Source: BCE investors fact sheet

  • BCE has shown a very solid dividend profile for several years and my analysis proves it will continue to rise in the future. All BCE services are based on some sort of monthly subscription generating a consistent base for cash flow.
  • BCE debt level is not [to] be underestimated. BCE is a giant… with a giant’s debt. This is not a perfect situation as interest rates are now rising and, as the Canadian Government keeps pushing for more competition in the wireless industry, BCE may see additional competitors adding more pressure on margins in the future.
  • When you have the opportunity to invest in a strong yielder like BCE, and still hope for a small stock appreciation growth, you must take a hold of it.

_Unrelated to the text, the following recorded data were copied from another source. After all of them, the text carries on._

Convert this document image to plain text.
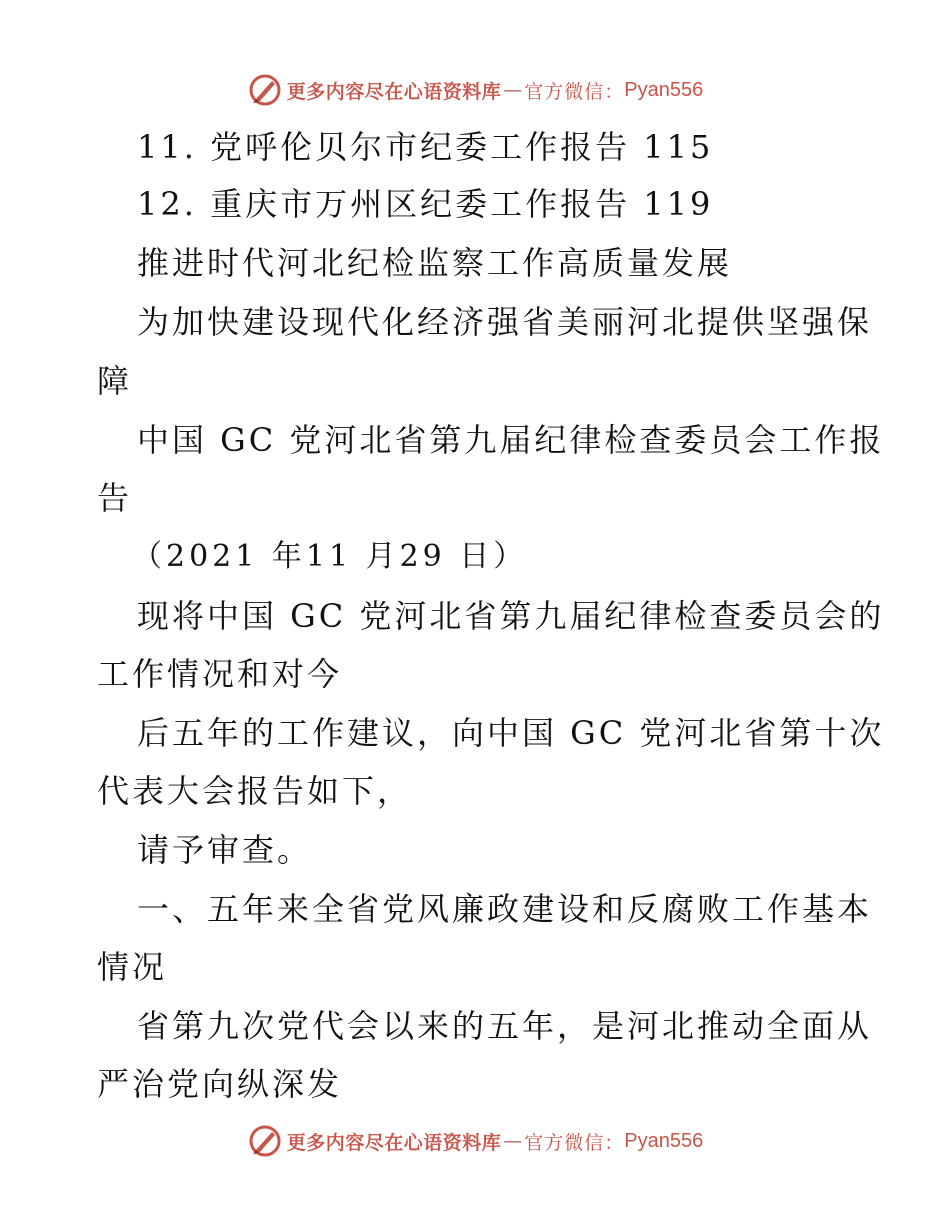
更多内容尽在心语资料库 — 官方微信： Pyan556
11. 党呼伦贝尔市纪委工作报告 115
12. 重庆市万州区纪委工作报告 119
推进时代河北纪检监察工作高质量发展
为加快建设现代化经济强省美丽河北提供坚强保
障
中国 GC 党河北省第九届纪律检查委员会工作报
告
（2021 年11 月29 日）
现将中国 GC 党河北省第九届纪律检查委员会的
工作情况和对今
后五年的工作建议，向中国 GC 党河北省第十次
代表大会报告如下，
请予审查。
一、五年来全省党风廉政建设和反腐败工作基本
情况
省第九次党代会以来的五年，是河北推动全面从
严治党向纵深发
更多内容尽在心语资料库 — 官方微信： Pyan556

BCE shows a well-diversified business model and will continue to generate strong cash flow in the future.
  • The company is a real money printing machine. As BCE is part of an oligopoly (Telus, Rogers and BCE controls about 90% of wireless market), there is limited competition and high barriers to entry. Since BCE offers a wide array of products, it can increase revenue generated by each customer…”
(*The author’s views and conclusions are unaltered and no personal comments have been included to maintain the integrity of the original article. Furthermore, the views, conclusions and any recommendations offered in this article are not to be construed as an endorsement of such by the editor.)